The economy is running entirely too hot, but there are still viable ways to cool it off. A situation like this is not novel. As unlikely as it may seem at the moment, breaking the economy's fever will require national leadership with a clear, principles-based vision. Those who think less in terms of politics and more in terms of real-world outcomes know what can happen when restrictions on trade and economic activity are reduced or made more flexible, when property rights are protected, when the tax disparity between what one produces and what one gets to keep is made smaller, and when the actions of monetary authorities clearly and closely reflect the relationship between money and the economy.
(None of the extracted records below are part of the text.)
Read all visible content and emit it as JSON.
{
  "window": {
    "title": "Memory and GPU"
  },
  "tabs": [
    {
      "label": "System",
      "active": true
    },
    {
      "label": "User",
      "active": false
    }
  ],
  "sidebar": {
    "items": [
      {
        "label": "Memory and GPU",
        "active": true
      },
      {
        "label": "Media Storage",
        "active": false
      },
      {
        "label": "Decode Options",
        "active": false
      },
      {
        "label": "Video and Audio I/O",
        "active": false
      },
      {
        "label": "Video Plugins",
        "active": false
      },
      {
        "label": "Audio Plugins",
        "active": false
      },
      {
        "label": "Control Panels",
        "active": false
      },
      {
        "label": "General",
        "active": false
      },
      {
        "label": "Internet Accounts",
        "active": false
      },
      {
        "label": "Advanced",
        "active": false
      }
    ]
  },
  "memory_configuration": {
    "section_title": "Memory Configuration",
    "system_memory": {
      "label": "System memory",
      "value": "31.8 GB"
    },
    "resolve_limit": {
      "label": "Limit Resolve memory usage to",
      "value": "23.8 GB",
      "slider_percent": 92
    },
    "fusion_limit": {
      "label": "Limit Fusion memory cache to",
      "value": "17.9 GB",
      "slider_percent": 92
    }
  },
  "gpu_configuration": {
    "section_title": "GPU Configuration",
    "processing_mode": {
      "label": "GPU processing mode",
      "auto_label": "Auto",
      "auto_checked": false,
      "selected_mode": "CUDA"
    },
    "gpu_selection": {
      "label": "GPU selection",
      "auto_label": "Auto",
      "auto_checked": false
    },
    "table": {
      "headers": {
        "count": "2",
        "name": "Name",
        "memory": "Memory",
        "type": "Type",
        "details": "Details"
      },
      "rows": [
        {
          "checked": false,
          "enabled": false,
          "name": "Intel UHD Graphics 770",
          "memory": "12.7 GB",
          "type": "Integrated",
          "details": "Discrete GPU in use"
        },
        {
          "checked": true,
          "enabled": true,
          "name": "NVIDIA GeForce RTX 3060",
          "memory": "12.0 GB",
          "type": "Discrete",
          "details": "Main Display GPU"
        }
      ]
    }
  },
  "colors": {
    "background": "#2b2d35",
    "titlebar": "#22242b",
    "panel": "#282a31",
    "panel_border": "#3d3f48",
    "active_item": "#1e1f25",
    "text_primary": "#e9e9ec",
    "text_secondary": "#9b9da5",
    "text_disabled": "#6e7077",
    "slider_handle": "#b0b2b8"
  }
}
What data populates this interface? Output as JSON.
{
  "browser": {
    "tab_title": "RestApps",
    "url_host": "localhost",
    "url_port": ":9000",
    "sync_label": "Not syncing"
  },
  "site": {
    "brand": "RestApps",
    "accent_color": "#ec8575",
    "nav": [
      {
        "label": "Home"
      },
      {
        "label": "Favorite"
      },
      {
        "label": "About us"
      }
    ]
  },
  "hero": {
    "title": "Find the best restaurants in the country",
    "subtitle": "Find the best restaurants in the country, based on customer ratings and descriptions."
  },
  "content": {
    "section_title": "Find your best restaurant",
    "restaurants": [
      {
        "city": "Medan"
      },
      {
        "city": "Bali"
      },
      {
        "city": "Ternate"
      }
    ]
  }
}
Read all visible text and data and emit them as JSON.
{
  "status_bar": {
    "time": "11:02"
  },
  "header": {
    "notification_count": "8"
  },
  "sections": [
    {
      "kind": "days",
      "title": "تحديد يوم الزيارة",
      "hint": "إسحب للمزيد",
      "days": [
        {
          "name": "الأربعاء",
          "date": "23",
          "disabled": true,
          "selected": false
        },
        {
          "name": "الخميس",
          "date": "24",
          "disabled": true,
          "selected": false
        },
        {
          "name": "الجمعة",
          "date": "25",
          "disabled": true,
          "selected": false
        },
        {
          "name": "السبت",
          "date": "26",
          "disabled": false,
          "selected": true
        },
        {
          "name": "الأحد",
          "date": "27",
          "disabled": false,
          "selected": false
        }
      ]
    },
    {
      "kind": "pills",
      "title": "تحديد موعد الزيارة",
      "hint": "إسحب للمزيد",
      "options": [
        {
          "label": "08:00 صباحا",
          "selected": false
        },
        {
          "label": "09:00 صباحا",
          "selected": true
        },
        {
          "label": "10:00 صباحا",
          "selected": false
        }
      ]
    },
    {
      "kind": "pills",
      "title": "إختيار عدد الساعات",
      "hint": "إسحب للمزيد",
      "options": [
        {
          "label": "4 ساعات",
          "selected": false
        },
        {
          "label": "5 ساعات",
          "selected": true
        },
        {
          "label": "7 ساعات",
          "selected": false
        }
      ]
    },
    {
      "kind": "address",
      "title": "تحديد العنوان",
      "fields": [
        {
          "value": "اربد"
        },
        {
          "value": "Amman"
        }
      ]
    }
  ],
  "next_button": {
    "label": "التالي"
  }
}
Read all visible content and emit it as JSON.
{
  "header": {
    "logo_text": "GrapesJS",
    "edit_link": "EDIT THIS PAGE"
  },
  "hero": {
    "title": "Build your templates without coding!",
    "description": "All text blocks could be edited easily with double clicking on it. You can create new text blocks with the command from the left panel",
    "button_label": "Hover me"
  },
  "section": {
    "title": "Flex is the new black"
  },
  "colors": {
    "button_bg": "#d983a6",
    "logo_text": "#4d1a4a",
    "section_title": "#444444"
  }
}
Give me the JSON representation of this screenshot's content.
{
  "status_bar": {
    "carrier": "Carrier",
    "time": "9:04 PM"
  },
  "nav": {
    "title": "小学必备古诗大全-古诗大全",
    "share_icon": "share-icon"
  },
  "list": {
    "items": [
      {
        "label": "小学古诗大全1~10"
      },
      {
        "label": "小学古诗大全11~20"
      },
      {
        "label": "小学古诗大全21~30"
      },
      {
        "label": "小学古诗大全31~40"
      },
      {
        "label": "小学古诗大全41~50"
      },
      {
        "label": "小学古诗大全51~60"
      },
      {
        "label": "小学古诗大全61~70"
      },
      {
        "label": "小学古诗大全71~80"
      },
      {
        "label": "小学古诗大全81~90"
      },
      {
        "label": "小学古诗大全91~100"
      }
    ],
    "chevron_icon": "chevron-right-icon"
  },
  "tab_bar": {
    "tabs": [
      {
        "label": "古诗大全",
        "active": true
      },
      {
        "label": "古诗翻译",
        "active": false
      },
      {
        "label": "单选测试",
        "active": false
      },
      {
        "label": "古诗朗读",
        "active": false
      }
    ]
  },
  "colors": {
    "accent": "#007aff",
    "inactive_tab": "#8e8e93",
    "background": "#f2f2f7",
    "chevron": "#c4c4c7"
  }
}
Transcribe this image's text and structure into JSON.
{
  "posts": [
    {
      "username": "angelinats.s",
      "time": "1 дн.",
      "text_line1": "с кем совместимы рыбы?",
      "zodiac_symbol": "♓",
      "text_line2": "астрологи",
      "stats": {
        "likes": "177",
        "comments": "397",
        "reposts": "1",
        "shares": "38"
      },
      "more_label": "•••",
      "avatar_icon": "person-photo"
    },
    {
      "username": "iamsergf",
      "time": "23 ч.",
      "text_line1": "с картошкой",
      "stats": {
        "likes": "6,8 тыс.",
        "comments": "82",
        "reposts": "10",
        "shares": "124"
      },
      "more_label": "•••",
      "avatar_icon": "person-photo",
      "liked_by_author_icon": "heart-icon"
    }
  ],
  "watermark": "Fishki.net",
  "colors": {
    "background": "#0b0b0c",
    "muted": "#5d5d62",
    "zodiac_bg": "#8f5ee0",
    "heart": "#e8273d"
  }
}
It wasn't all that long ago that both former presidents Ronald Reagan and Bill Clinton chose to reduce the economy's size, scope, and temperature to more bearable levels. The record achieved by their inspired changes speaks for itself: low inflation, sound GDP, and employment growth. Yes, between inflation, a swooning stock market, wondering what the Fed will do next, and the dread that comes with filling your gas tank—there's plenty to worry about. But if we only focus on these financial measurables, we lose sight of a still-productive economy where people go to work each day and produce real goods and services that we all welcome and enjoy. Until very recently, we've been enjoying strong GDP growth and a labor market recovery that has left us with abnormally low levels of unemployment.

Our economic engine is strong enough to weather difficult policy changes, so long as they're wise ones. Past policy actions have flooded this stout engine with too much money. The Fed will try and bring money supply growth in line with the growth of the real economy because keeping this balance is important. For now, let's temper our anxiety by remembering that we will once again enjoy prosperous times. And by viewing our current economic woes as a lesson, we may avoid another battle with inflation in the future.